Existing multiple-choice reasoning benchmarks struggle to effectively evaluate the complex reasoning capabilities of large language models due to rapid model advancements and data contamination. This work proposes LogiHard, a framework that significantly increases logical structural complexity by deterministically transforming zero-order multiple-choice questions into second-order logical judgment problems and incorporating a combinatorial hardening mechanism. Leveraging item response theory (IRT), computerized adaptive testing (CAT), and a 9-dimensional cognitive analysis, the authors construct the LogiHard-2k dataset, achieving a novel leap from superficial complexity to verifiable logical completeness. Evaluation across twelve state-of-the-art models reveals accuracy drops of 31%–56%, while zero-shot transfer to MMLU results in a 47% performance degradation, exposing systematic deficiencies in compositional reasoning and demonstrating the framework’s cross-domain validity and assessment precision.

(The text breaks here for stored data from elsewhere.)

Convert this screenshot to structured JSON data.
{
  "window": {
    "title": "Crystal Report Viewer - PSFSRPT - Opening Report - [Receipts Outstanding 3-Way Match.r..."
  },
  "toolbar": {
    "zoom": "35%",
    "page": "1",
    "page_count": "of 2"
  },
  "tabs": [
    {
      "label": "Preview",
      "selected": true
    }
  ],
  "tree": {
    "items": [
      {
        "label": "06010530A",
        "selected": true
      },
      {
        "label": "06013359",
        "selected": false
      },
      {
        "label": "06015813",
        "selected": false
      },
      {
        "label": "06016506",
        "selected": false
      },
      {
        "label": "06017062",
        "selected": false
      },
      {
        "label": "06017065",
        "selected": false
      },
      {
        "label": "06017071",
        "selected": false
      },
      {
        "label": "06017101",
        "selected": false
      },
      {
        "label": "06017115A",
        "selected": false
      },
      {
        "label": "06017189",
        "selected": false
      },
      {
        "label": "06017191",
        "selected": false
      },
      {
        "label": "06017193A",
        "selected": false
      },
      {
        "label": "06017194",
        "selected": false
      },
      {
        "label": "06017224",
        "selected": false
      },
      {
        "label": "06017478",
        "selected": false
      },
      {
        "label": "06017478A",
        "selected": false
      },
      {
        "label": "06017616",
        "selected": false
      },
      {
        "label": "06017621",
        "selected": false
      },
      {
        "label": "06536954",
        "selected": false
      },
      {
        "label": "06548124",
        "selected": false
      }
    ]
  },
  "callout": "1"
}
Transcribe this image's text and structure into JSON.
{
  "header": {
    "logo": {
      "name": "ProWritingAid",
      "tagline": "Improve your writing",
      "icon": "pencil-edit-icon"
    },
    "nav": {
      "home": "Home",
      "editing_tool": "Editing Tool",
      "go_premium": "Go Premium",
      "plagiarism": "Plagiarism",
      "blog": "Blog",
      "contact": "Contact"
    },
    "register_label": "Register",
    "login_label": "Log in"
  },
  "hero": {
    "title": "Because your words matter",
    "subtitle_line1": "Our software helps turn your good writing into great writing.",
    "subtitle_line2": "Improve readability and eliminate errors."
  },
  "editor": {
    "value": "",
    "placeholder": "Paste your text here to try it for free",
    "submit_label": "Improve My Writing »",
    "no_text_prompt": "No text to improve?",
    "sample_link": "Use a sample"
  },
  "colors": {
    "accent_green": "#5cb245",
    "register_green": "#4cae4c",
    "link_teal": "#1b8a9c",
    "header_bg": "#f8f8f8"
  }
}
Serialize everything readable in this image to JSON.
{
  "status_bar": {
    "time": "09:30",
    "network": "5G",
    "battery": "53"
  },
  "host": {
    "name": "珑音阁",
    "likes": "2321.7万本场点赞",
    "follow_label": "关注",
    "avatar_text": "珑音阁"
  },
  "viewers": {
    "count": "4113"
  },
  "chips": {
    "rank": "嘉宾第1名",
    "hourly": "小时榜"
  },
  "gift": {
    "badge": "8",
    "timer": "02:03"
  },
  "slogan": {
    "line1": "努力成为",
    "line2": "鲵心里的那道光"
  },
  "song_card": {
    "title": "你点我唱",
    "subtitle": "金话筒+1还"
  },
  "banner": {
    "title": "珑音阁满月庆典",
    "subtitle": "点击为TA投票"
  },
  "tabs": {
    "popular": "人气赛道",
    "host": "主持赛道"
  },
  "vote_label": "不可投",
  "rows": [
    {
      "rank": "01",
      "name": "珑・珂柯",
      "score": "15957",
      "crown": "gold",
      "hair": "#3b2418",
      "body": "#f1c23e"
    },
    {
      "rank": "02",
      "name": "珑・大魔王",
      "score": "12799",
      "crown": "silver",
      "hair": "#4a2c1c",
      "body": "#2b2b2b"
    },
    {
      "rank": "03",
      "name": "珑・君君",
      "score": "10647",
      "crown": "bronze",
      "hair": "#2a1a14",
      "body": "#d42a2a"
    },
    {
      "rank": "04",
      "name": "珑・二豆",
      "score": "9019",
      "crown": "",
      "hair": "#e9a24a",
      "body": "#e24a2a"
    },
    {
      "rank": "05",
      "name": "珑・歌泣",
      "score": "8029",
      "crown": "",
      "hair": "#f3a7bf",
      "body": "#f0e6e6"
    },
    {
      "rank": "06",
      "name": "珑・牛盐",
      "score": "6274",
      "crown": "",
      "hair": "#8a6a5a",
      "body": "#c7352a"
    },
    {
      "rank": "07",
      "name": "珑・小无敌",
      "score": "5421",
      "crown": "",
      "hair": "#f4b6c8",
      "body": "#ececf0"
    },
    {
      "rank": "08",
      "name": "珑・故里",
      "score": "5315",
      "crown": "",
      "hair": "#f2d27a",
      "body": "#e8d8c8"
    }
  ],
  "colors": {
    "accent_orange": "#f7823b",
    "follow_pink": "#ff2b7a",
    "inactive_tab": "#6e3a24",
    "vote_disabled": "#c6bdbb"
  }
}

Multiple-choice reasoning benchmarks face dual challenges: rapid saturation from advancing models and data contamination that undermines static evaluations. Ad-hoc hardening methods (paraphrasing, perturbation) attempt to increase difficulty but sacrifice logical validity for surface complexity, falling short to challenge advanced reasoning models. We present LogiHard, a formal framework that deterministically transforms 0-order selection into 2-order logical judgment, which significantly increases the thinking overhead and reasoning steps. The framework integrates Item Response Theory (IRT) for computerized adaptive testing (CAT), enabling precise difficulty control with fewer questions than static benchmarks. We instantiate LogiHard-2k, a logical reasoning dataset constructed by cognitively ranking high-stakes examination questions via 9-dimensional analysis of model thinking traces, followed by combinatorial transformation of high-difficulty items. Evaluation across twelve state-of-the-art models reveals an accuracy degradation ranging from 31% to 56% on combinatorially hardened questions. LLMs suffer from the multi-select failure and early exit bias, which are not shared by human testees. Zero-shot transfer to MMLU demonstrates 47% accuracy degradation (89.84% to 42.86%), confirming applicability across domains with provable validity preservation. The consistent aggregate degeneration is domain-agnostic and stems not from knowledge deficits but from a combinatorial reasoning gap, reflecting a training-induced completeness-verification deficit.